The Department of Trade and Industry said there were no plans to build any new nuclear power stations.
"We are conducting an energy review. The review is to see whether there should be a nuclear element to Britain's energy plan, and it would be a bit odd to identify sites for nuclear power stations at this time."
But the industry source told the Western Mail, "There is a document in existence which identifies Aberthaw as a suitable location for a nuclear power station. It's an academic exercise which looks purely at the technical case, without considering the political impact.
"From a technical point of view, Aberthaw would be an ideal site. There is an existing conventional power station there with good communications and infrastructure."
Energy is not a devolved issue and any decision relating to the construction of new nuclear power stations would be taken by the Westminster government.
Nevertheless, Conservative Assembly leader Nick Bourne has failed in a bid to have disclosed to him details of discussions that took place last year between Assembly Economic Development Minister Andrew Davies and UK Energy Minister Malcolm Wicks.
A request made by Mr Bourne under freedom of information legislation was rejected on the grounds that it would "cause substantial harm to its [the Assembly Government's] relationship with central government".
Mr Bourne said, "It is obvious from the portcullis I have come up against that there have been discussions about nuclear power in Wales. It is a matter of regret that the Government is choosing not to disclose them.
"This silence is clearly going to cause great concern to people in Wales as it is obvious that the Government has something to hide. Labour ministers must come clean and reveal the nature of these discussions.
"We already know of the Welsh Assembly Government's obsession with covering Wales with wind farms instead of looking at other forms of renewable energy.
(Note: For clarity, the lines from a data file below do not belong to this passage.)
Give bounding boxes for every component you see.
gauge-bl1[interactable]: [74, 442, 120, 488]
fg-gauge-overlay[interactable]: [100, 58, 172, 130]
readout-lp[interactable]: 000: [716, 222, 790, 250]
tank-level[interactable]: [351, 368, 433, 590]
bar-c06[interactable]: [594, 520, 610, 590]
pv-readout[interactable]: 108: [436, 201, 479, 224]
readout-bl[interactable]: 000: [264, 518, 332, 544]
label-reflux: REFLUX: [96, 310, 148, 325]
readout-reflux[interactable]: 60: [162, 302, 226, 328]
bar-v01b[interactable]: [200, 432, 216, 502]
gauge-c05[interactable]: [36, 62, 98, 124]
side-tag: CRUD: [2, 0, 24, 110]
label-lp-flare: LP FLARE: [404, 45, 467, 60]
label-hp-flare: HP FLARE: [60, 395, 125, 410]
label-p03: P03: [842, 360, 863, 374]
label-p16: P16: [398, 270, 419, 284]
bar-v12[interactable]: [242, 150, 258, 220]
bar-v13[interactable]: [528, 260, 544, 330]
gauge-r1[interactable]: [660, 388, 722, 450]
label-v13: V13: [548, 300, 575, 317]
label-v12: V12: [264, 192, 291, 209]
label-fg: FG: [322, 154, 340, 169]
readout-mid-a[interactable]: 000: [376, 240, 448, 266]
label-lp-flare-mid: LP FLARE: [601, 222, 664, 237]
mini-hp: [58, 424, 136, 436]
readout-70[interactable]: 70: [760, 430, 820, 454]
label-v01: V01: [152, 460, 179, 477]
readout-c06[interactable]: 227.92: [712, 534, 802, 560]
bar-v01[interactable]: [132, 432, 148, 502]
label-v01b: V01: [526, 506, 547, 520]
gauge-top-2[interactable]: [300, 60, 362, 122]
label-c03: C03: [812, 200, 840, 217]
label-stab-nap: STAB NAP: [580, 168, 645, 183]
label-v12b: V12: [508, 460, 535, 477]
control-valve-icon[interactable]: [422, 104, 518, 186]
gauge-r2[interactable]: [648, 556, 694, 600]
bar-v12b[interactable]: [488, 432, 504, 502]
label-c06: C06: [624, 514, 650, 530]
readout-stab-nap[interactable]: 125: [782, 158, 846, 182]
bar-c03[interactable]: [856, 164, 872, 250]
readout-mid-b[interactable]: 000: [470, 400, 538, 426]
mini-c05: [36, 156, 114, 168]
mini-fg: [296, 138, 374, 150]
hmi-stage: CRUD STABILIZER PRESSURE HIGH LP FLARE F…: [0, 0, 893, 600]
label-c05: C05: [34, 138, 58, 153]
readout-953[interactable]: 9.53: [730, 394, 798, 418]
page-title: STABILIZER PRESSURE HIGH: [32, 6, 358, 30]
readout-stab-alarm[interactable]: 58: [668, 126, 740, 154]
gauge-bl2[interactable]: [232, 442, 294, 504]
Now it seems they may also have a secret agenda with nuclear power. If this is not the case then they should say so now.
"Andrew Davies has already shown breathtaking inconsistency by on the one hand advocating an anti-nuclear policy in Wales while at the same time seeking permission to extend the life of the Wylfa nuclear power station.
"Any decisions on nuclear power must be taken on a properly informed, open and transparent basis.
"This is too important an issue to be kept secret. There are inevitable public concerns about nuclear power and it is vital the Government reassures people about its plans."
An Assembly Government spokesman said, "We are not aware of any suggestion that a nuclear power station might be built at Aberthaw, and we would not be in favour of any such plan.
"We had our own energy review last autumn, which was criticised for not containing any reference to nuclear at all.
"The situation at Wylfa is different. There is an existing nuclear power station there and we have expressed interest in a possible extension of its lifespan because of the threat to jobs at the plant itself and at Anglesey Aluminium."
In December a UK Government source told the Western Mail that Wylfa had been earmarked for a new nuclear power station. Energy Minister Malcolm Wicks denied that was the case.
The current Aberthaw Power Station uses coal from Tower Colliery, which is expected to close down within three years.